Do circuito profissional ao banco técnico
Em entrevista ao canal “The Tennis Mentor”, Murray falou abertamente sobre os desafios da nova função e as inseguranças que descobriu durante esse processo. Segundo ele, ser treinador exige habilidades muito diferentes das de um atleta de alto rendimento.
“Aprendemos muito sobre as nossas fraquezas. Para muitos ex-jogadores, ser jogador e ser treinador são coisas muito diferentes, o que eu já esperava”, afirmou o ex-número 1 do mundo.
Dificuldades técnicas e pressão ao lado de Djokovic
Trabalhar com um atleta do calibre de Djokovic foi uma honra, mas também um teste constante. Murray reconheceu que uma das maiores dificuldades era justamente o aspecto técnico do jogo.
“A maioria dos antigos jogadores é bastante fraca na parte técnica. Às vezes, o Novak me pedia informações muito específicas, e eu não me sentia confortável com isso”, revelou o escocês.

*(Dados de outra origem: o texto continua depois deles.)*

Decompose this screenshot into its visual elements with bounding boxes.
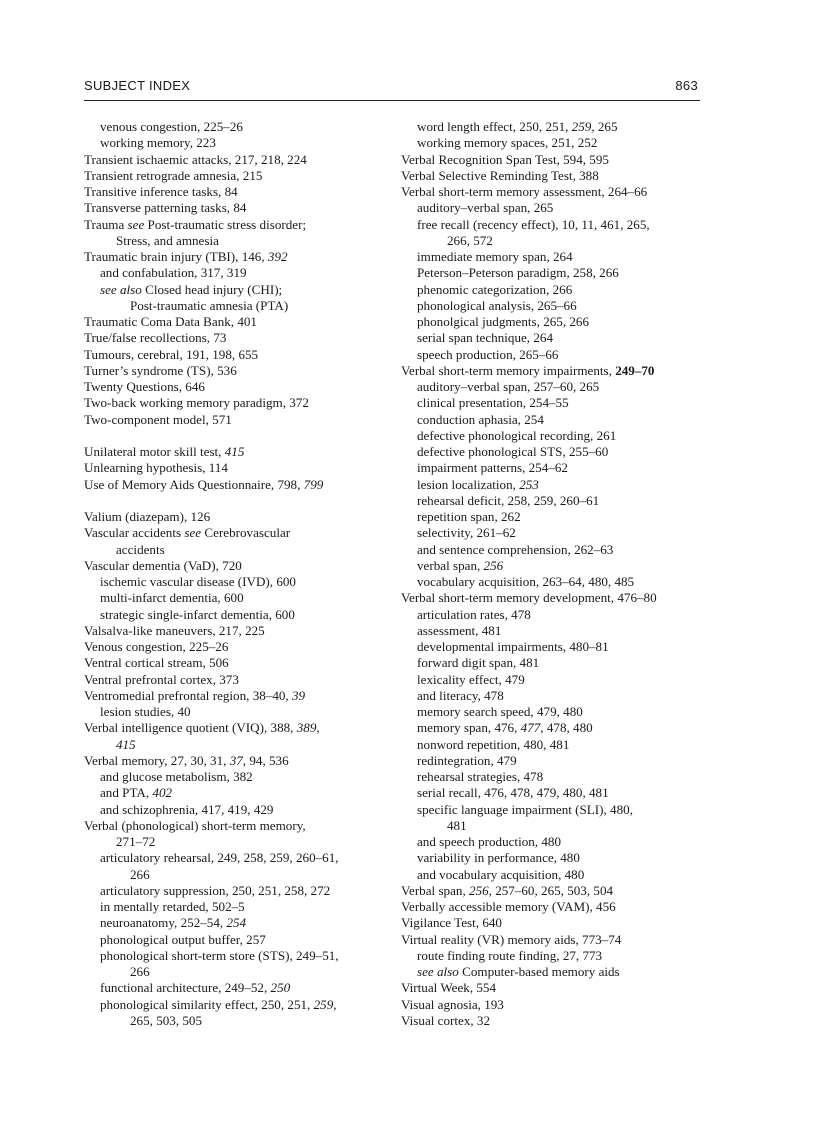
entry-text: verbal span,	[417, 557, 484, 573]
entry-text: phonolgical judgments, 265, 266	[417, 314, 590, 329]
index-subentry	[401, 558, 711, 574]
index-subentry	[401, 298, 711, 314]
entry-text: phenomic categorization, 266	[417, 281, 573, 297]
index-subentry	[401, 785, 711, 801]
entry-text: Verbal short-term memory development, 476–80	[401, 590, 657, 606]
entry-text: Unlearning hypothesis, 114	[84, 460, 228, 476]
entry-text: Transient ischaemic attacks, 217, 218, 224	[84, 151, 307, 167]
index-subentry	[84, 802, 394, 818]
index-entry	[84, 249, 394, 265]
index-subentry	[401, 769, 711, 785]
index-entry	[84, 720, 394, 736]
index-entry	[84, 460, 394, 476]
entry-text: Ventral prefrontal cortex, 373	[84, 671, 239, 687]
entry-text: Verbal Selective Reminding Test, 388	[401, 167, 599, 183]
entry-text: and schizophrenia, 417, 419, 429	[100, 801, 274, 817]
index-subentry	[401, 964, 711, 980]
index-subentry	[401, 802, 711, 818]
index-subentry	[401, 623, 711, 639]
index-subentry	[401, 542, 711, 558]
entry-text: Traumatic Coma Data Bank, 401	[84, 314, 257, 329]
entry-text: auditory–verbal span, 265	[417, 200, 554, 216]
index-subentry	[401, 282, 711, 298]
entry-text: 392	[267, 249, 288, 264]
entry-text: rehearsal deficit, 258, 259, 260–61	[417, 492, 600, 508]
entry-text: see	[127, 216, 145, 232]
entry-text: 266, 572	[447, 232, 493, 248]
index-subentry	[401, 655, 711, 671]
entry-text: 266	[130, 866, 150, 882]
index-subentry	[401, 850, 711, 866]
entry-text: Virtual Week, 554	[401, 980, 497, 996]
entry-text: Verbal short-term memory assessment, 264–66	[401, 184, 648, 199]
entry-text: 799	[303, 476, 324, 492]
header-rule	[84, 100, 700, 101]
index-entry	[401, 932, 711, 948]
entry-text: True/false recollections, 73	[84, 330, 227, 346]
entry-text: , 94, 536	[242, 752, 289, 768]
index-subentry	[401, 493, 711, 509]
entry-text: free recall (recency effect), 10, 11, 461, 265,	[417, 216, 650, 232]
index-entry	[84, 168, 394, 184]
index-subentry	[84, 948, 394, 964]
letter-group-gap	[84, 493, 394, 509]
index-entry-continuation	[84, 737, 394, 753]
index-entry	[401, 997, 711, 1013]
index-subentry	[401, 200, 711, 216]
index-entry	[84, 379, 394, 395]
entry-text: nonword repetition, 480, 481	[417, 736, 570, 752]
entry-text: Vigilance Test, 640	[401, 915, 502, 931]
entry-text: 402	[152, 785, 173, 801]
index-subentry	[401, 119, 711, 135]
index-entry	[401, 883, 711, 899]
entry-text: 249–70	[615, 362, 655, 378]
entry-text: strategic single-infarct dementia, 600	[100, 606, 295, 622]
entry-text: Vascular accidents	[84, 525, 185, 541]
index-subentry	[84, 119, 394, 135]
index-entry-continuation	[401, 818, 711, 834]
entry-text: Venous congestion, 225–26	[84, 639, 229, 654]
entry-text: working memory spaces, 251, 252	[417, 135, 598, 151]
entry-text: 256	[469, 882, 489, 898]
entry-text: Valium (diazepam), 126	[84, 509, 211, 524]
page-number: 863	[675, 78, 698, 93]
entry-text: 266	[130, 964, 150, 979]
entry-text: rehearsal strategies, 478	[417, 769, 544, 784]
entry-text: Verbal intelligence quotient (VIQ), 388,	[84, 720, 297, 736]
entry-text: lesion studies, 40	[100, 704, 191, 719]
entry-text: see also	[100, 281, 142, 297]
entry-text: memory search speed, 479, 480	[417, 704, 583, 719]
index-entry	[84, 363, 394, 379]
index-subentry	[401, 249, 711, 265]
entry-text: memory span, 476,	[417, 720, 521, 736]
index-subentry	[401, 428, 711, 444]
entry-text: 254	[226, 915, 247, 931]
entry-text: phonological output buffer, 257	[100, 931, 266, 947]
index-entry	[401, 184, 711, 200]
entry-text: and confabulation, 317, 319	[100, 265, 247, 281]
entry-text: 39	[291, 687, 306, 703]
entry-text: Cerebrovascular	[201, 525, 291, 541]
entry-text: Tumours, cerebral, 191, 198, 655	[84, 346, 259, 362]
entry-text: and vocabulary acquisition, 480	[417, 866, 585, 882]
entry-text: and speech production, 480	[417, 834, 561, 849]
letter-group-gap	[84, 428, 394, 444]
entry-text: Verbally accessible memory (VAM), 456	[401, 899, 616, 914]
entry-text: 265, 503, 505	[130, 1012, 203, 1028]
entry-text: specific language impairment (SLI), 480,	[417, 801, 633, 817]
index-subentry	[401, 347, 711, 363]
entry-text: Valsalva-like maneuvers, 217, 225	[84, 622, 265, 638]
index-subentry	[84, 135, 394, 151]
index-subentry	[84, 850, 394, 866]
index-subentry	[401, 412, 711, 428]
entry-text: Peterson–Peterson paradigm, 258, 266	[417, 265, 619, 281]
entry-text: Post-traumatic stress disorder;	[144, 216, 307, 232]
index-subentry	[84, 899, 394, 915]
entry-text: 415	[224, 444, 245, 459]
index-subentry	[401, 314, 711, 330]
entry-text: defective phonological recording, 261	[417, 427, 617, 443]
entry-text: 415	[116, 736, 136, 752]
entry-text: forward digit span, 481	[417, 655, 540, 671]
index-entry	[84, 152, 394, 168]
entry-text: accidents	[116, 541, 165, 557]
index-entry	[84, 655, 394, 671]
entry-text: Ventromedial prefrontal region, 38–40,	[84, 687, 292, 703]
entry-text: repetition span, 262	[417, 509, 521, 524]
index-subentry	[401, 135, 711, 151]
index-entry	[84, 558, 394, 574]
index-subentry	[401, 867, 711, 883]
entry-text: lesion localization,	[417, 476, 520, 492]
entry-text: Traumatic brain injury (TBI), 146,	[84, 249, 268, 264]
index-entry	[401, 168, 711, 184]
index-subentry	[401, 395, 711, 411]
entry-text: Two-component model, 571	[84, 411, 232, 427]
index-entry	[401, 152, 711, 168]
entry-text: 259	[571, 119, 592, 134]
index-entry	[401, 899, 711, 915]
index-subentry	[401, 834, 711, 850]
index-entry	[401, 363, 711, 379]
entry-text: , 478, 480	[540, 720, 593, 736]
entry-text: Virtual reality (VR) memory aids, 773–74	[401, 931, 622, 947]
entry-text: route finding route finding, 27, 773	[417, 947, 603, 963]
entry-text: neuroanatomy, 252–54,	[100, 915, 227, 931]
entry-text: speech production, 265–66	[417, 346, 559, 362]
entry-text: see	[184, 525, 202, 541]
index-column-left	[84, 119, 394, 1029]
entry-text: phonological short-term store (STS), 249–51,	[100, 947, 339, 963]
index-subentry	[84, 574, 394, 590]
entry-text: Computer-based memory aids	[458, 964, 620, 979]
index-entry	[401, 1013, 711, 1029]
index-subentry	[401, 330, 711, 346]
index-entry	[84, 217, 394, 233]
entry-text: selectivity, 261–62	[417, 525, 516, 541]
entry-text: in mentally retarded, 502–5	[100, 899, 245, 914]
entry-text: articulation rates, 478	[417, 606, 531, 622]
entry-text: and sentence comprehension, 262–63	[417, 541, 614, 557]
index-subentry	[84, 785, 394, 801]
entry-text: Verbal short-term memory impairments,	[401, 362, 616, 378]
index-subentry	[84, 883, 394, 899]
index-entry-continuation	[401, 233, 711, 249]
index-entry	[401, 915, 711, 931]
index-subentry	[401, 948, 711, 964]
index-subentry	[401, 574, 711, 590]
index-subentry	[401, 460, 711, 476]
entry-text: word length effect, 250, 251,	[417, 119, 572, 134]
index-entry	[84, 395, 394, 411]
entry-text: developmental impairments, 480–81	[417, 639, 609, 654]
entry-text: Use of Memory Aids Questionnaire, 798,	[84, 476, 304, 492]
index-subentry	[401, 737, 711, 753]
entry-text: Unilateral motor skill test,	[84, 444, 225, 459]
index-subentry	[84, 265, 394, 281]
index-subentry	[401, 217, 711, 233]
index-entry	[84, 639, 394, 655]
index-entry-continuation	[84, 834, 394, 850]
index-subentry	[84, 915, 394, 931]
entry-text: Twenty Questions, 646	[84, 379, 205, 394]
index-subentry	[401, 477, 711, 493]
entry-text: Transitive inference tasks, 84	[84, 184, 238, 199]
index-entry	[84, 753, 394, 769]
index-subentry	[401, 379, 711, 395]
index-entry	[84, 314, 394, 330]
index-subentry	[84, 997, 394, 1013]
entry-text: and glucose metabolism, 382	[100, 769, 253, 784]
entry-text: Verbal (phonological) short-term memory,	[84, 817, 306, 833]
entry-text: Visual cortex, 32	[401, 1012, 491, 1028]
entry-text: auditory–verbal span, 257–60, 265	[417, 379, 600, 394]
index-subentry	[401, 444, 711, 460]
entry-text: Vascular dementia (VaD), 720	[84, 557, 242, 573]
entry-text: Transverse patterning tasks, 84	[84, 200, 247, 216]
index-column-right	[401, 119, 711, 1029]
entry-text: Visual agnosia, 193	[401, 996, 504, 1012]
entry-text: Closed head injury (CHI);	[141, 281, 283, 297]
index-entry	[84, 330, 394, 346]
entry-text: lexicality effect, 479	[417, 671, 525, 687]
index-subentry	[84, 607, 394, 623]
entry-text: Turner’s syndrome (TS), 536	[84, 362, 237, 378]
running-header	[84, 76, 700, 98]
entry-text: and PTA,	[100, 785, 153, 801]
entry-text: clinical presentation, 254–55	[417, 395, 569, 411]
entry-text: Two-back working memory paradigm, 372	[84, 395, 309, 411]
entry-text: assessment, 481	[417, 622, 502, 638]
entry-text: Verbal memory, 27, 30, 31,	[84, 752, 230, 768]
entry-text: defective phonological STS, 255–60	[417, 444, 609, 459]
index-entry	[401, 590, 711, 606]
entry-text: 477	[520, 720, 541, 736]
index-entry	[401, 980, 711, 996]
entry-text: impairment patterns, 254–62	[417, 460, 568, 476]
entry-text: phonological similarity effect, 250, 251,	[100, 996, 314, 1012]
index-subentry	[84, 932, 394, 948]
index-entry-continuation	[84, 1013, 394, 1029]
index-entry-continuation	[84, 867, 394, 883]
entry-text: 256	[483, 557, 504, 573]
entry-text: ischemic vascular disease (IVD), 600	[100, 574, 296, 589]
entry-text: Post-traumatic amnesia (PTA)	[130, 297, 289, 313]
index-entry-continuation	[84, 233, 394, 249]
entry-text: Verbal span,	[401, 882, 469, 898]
entry-text: multi-infarct dementia, 600	[100, 590, 244, 606]
index-entry	[84, 347, 394, 363]
index-entry	[84, 623, 394, 639]
entry-text: variability in performance, 480	[417, 850, 580, 866]
entry-text: 37	[229, 752, 243, 768]
index-entry-continuation	[84, 298, 394, 314]
entry-text: , 257–60, 265, 503, 504	[488, 882, 614, 898]
index-entry	[84, 672, 394, 688]
entry-text: ,	[333, 996, 337, 1012]
entry-text: and literacy, 478	[417, 687, 504, 703]
index-entry	[84, 818, 394, 834]
entry-text: Stress, and amnesia	[116, 232, 219, 248]
entry-text: functional architecture, 249–52,	[100, 980, 271, 996]
index-subentry	[401, 753, 711, 769]
entry-text: phonological analysis, 265–66	[417, 297, 577, 313]
entry-text: serial recall, 476, 478, 479, 480, 481	[417, 785, 609, 801]
entry-text: , 265	[591, 119, 618, 134]
entry-text: 271–72	[116, 834, 156, 849]
index-entry	[84, 525, 394, 541]
index-entry	[84, 509, 394, 525]
entry-text: 481	[447, 817, 467, 833]
entry-text: Verbal Recognition Span Test, 594, 595	[401, 151, 609, 167]
index-subentry	[401, 509, 711, 525]
index-subentry	[401, 672, 711, 688]
entry-text: Transient retrograde amnesia, 215	[84, 167, 263, 183]
index-subentry	[84, 980, 394, 996]
index-entry-continuation	[84, 542, 394, 558]
index-subentry	[401, 265, 711, 281]
index-entry	[84, 477, 394, 493]
entry-text: 389	[296, 720, 317, 736]
entry-text: Trauma	[84, 216, 128, 232]
index-subentry	[401, 688, 711, 704]
index-entry	[84, 444, 394, 460]
index-subentry	[84, 769, 394, 785]
index-subentry	[401, 704, 711, 720]
entry-text: articulatory suppression, 250, 251, 258, 272	[100, 882, 331, 898]
index-subentry	[401, 720, 711, 736]
index-subentry	[84, 704, 394, 720]
index-entry	[84, 412, 394, 428]
index-subentry	[84, 590, 394, 606]
entry-text: 253	[519, 476, 539, 492]
entry-text: 259	[313, 996, 334, 1012]
entry-text: immediate memory span, 264	[417, 249, 573, 264]
entry-text: 250	[270, 980, 291, 996]
index-entry	[84, 688, 394, 704]
entry-text: redintegration, 479	[417, 752, 517, 768]
index-subentry	[401, 525, 711, 541]
entry-text: conduction aphasia, 254	[417, 411, 544, 427]
entry-text: working memory, 223	[100, 135, 216, 151]
index-subentry	[84, 282, 394, 298]
entry-text: vocabulary acquisition, 263–64, 480, 485	[417, 574, 635, 589]
index-subentry	[401, 639, 711, 655]
section-title: SUBJECT INDEX	[84, 78, 191, 93]
entry-text: see also	[417, 964, 459, 979]
entry-text: Ventral cortical stream, 506	[84, 655, 229, 671]
index-entry	[84, 200, 394, 216]
entry-text: venous congestion, 225–26	[100, 119, 243, 134]
index-entry	[84, 184, 394, 200]
entry-text: articulatory rehearsal, 249, 258, 259, 260–61,	[100, 850, 339, 866]
entry-text: serial span technique, 264	[417, 330, 553, 346]
index-subentry	[401, 607, 711, 623]
entry-text: ,	[316, 720, 320, 736]
index-entry-continuation	[84, 964, 394, 980]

Murray destacou que técnicos acostumados a treinar jovens atletas geralmente desenvolvem melhor essa capacidade didática e técnica, superando até mesmo treinadores consagrados do circuito.
“Acredito que os treinadores que trabalham com jogadores mais jovens são, muitas vezes, mais fortes tecnicamente do que muitos dos que vemos hoje no circuito profissional”, completou.
Recordações difíceis e lições aprendidas
Além de refletir sobre a nova carreira, Murray também relembrou um dos momentos mais dolorosos da sua trajetória como tenista profissional. Em casa, na final do Torneio dos Campeões na O2 Arena, em Londres, ele foi derrotado de forma humilhante por Roger Federer.
“Tenho quase certeza de que foi 6-0, 5-0 antes de eu vencer um game. Ele jogou incrivelmente bem, e eu muito mal. Foi a única vez na minha carreira em que esperava apenas ganhar um jogo. Me senti totalmente humilhado naquele dia”, confessou.
Futuro como treinador: foco em jovens talentos britânicos
Mesmo com os desafios iniciais, Murray ainda não desistiu da ideia de seguir como treinador. Ele acredita que, com mais preparo e orientação certa, poderá fazer a diferença no desenvolvimento de jovens promessas do tênis britânico.
“Se eu voltasse a ser treinador, gostaria de trabalhar com alguém que realmente entenda de técnica. Trata-se de fazer pequenos ajustes, e isso é algo que gostaria de aprender para aplicar com atletas mais jovens”, disse.